Modern data sets, whether collected by scientists, engineers, physicians, bureaucrats, financiers, or tech billionaires, are often big, messy, and extremely useful. This course addresses scalable robust methods for learning from big messy data. We will cover techniques for learning with data that is messy  —  consisting of measurements that are continuous, discrete, boolean, categorical, or ordinal, or of more complex data such as graphs, texts, or sets, with missing entries and with outliers  —  and that is big  —  which means we can only use algorithms whose complexity scales linearly in the size of the data. We will cover techniques for cleaning data, supervised and unsupervised learning, finding similar items, model validation, and feature engineering. The course will culminate in a final project in which students extract useful information from a big messy data set.

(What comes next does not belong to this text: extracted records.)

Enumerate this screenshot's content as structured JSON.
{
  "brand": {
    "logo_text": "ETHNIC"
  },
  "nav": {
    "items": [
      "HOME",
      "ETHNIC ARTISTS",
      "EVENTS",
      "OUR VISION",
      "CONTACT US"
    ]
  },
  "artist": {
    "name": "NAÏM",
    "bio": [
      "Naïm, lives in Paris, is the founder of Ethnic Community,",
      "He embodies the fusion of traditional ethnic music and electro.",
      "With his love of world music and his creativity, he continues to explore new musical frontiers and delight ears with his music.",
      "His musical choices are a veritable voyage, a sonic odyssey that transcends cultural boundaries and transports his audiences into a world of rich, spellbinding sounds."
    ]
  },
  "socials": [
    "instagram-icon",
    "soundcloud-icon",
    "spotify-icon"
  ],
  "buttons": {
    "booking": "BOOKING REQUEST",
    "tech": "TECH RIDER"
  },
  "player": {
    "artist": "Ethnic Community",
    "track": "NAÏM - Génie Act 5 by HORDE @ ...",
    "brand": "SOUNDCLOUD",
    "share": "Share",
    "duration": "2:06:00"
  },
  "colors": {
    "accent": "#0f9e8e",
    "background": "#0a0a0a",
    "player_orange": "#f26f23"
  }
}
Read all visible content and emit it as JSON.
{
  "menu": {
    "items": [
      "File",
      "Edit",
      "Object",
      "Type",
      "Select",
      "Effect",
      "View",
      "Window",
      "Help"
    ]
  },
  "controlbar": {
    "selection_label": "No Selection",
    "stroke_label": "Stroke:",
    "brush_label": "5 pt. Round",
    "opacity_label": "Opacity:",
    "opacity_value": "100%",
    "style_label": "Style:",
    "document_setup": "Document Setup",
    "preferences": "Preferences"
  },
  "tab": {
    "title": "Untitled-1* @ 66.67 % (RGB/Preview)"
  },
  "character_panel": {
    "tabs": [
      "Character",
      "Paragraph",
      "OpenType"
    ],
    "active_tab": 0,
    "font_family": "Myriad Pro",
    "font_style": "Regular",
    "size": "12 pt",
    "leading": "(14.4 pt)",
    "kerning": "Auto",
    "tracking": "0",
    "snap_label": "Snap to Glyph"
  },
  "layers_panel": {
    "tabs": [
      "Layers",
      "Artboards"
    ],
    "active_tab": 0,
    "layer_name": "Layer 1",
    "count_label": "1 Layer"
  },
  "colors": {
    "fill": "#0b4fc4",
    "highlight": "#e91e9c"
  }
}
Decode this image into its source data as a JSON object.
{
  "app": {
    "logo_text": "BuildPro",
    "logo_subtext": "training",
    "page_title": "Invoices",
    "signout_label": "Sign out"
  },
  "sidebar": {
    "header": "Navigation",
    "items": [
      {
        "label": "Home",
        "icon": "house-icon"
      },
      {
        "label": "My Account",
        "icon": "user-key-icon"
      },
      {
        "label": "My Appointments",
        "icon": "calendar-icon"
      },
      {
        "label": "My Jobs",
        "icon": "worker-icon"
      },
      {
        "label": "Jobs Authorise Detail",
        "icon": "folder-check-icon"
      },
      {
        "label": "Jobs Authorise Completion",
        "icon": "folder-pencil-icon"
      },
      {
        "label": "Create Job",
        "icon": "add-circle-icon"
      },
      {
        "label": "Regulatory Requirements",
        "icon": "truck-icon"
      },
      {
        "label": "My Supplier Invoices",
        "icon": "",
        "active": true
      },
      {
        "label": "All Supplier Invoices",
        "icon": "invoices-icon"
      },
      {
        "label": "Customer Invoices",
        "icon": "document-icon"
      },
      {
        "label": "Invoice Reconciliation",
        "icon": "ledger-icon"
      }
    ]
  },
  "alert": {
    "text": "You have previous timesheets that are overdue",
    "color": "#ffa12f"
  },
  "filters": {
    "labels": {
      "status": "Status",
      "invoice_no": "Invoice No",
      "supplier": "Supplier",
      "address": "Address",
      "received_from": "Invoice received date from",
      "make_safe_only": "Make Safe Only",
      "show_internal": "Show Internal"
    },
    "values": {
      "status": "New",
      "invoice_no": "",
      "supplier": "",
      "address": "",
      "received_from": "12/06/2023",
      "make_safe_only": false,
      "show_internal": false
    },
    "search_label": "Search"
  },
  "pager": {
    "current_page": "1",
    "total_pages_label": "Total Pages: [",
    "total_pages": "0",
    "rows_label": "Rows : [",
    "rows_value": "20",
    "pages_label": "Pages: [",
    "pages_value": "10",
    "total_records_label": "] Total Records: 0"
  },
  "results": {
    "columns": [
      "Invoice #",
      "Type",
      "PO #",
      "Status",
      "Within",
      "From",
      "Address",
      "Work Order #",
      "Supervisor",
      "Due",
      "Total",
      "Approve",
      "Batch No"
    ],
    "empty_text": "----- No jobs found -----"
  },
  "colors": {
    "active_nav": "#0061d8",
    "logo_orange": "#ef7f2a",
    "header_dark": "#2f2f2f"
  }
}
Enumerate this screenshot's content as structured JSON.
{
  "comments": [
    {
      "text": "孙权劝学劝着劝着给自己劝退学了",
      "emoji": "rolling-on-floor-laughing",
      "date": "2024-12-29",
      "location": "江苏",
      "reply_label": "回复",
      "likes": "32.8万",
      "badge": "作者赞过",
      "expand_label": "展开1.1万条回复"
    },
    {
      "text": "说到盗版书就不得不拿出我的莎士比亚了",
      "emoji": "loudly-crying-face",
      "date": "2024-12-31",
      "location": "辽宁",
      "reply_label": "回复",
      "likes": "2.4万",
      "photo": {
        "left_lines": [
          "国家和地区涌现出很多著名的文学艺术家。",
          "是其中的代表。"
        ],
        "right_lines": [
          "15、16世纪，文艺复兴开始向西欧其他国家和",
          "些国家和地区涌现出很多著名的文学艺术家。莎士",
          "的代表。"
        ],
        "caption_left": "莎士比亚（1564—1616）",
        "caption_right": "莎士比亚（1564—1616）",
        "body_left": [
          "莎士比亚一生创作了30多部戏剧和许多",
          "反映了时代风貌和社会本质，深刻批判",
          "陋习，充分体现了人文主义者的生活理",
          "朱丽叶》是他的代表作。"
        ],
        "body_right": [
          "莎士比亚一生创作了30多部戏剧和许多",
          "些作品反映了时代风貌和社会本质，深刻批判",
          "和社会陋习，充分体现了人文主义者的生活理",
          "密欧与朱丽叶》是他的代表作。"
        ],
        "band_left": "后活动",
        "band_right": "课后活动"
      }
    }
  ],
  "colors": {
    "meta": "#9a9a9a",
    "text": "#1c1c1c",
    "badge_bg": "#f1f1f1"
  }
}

Prerequisites: Familiarity with linear algebra and matrix notation, a modern scripting language (such as Python, Matlab, Julia, R), and basic complexity and O(n) notation. More formally, we strongly recommend

  • Linear Algebra (MATH 2940 or equivalent)

  • Probability Theory (ENGRD 2700 or equivalent)

  • Programming (ENGRD/CS 2110 or equivalent)

Students familiar with these prerequisites in past years found that homework assignments took about about ten hours a week. Students without these prerequisites found that homework assignments took up to thirty hours a week as they caught up on background knowledge. Hence if you are tempted to ignore these prerequisites, please make sure you can afford to spend thirty hours a week on this class.


  • Please submit a Project Team Review by 12-10-17. This form gives you a chance to speak about individual team member contributions.

  • Please review the final report peer review assignments, due 12-10-17. Please submit comments on the report by opening an issue on the group's github repo, and submit a grade for the report via Google Forms.

  • Schedule of due dates through end of semester:

    • exam review during section times 12-1 and 12-4

    • project due 12-4

    • final exam 9am 12-6

    • project peer reviews due 12-10

  • A practice final has been posted. We will be going over the answers in section on Friday and (in both section times) on Monday

  • We have added one more office hour Dec 1 from 4:30 – 5:30pm

  • On Dec 5, office hours will be held only from 2 – 3pm (and not 5:30 – 6:30pm)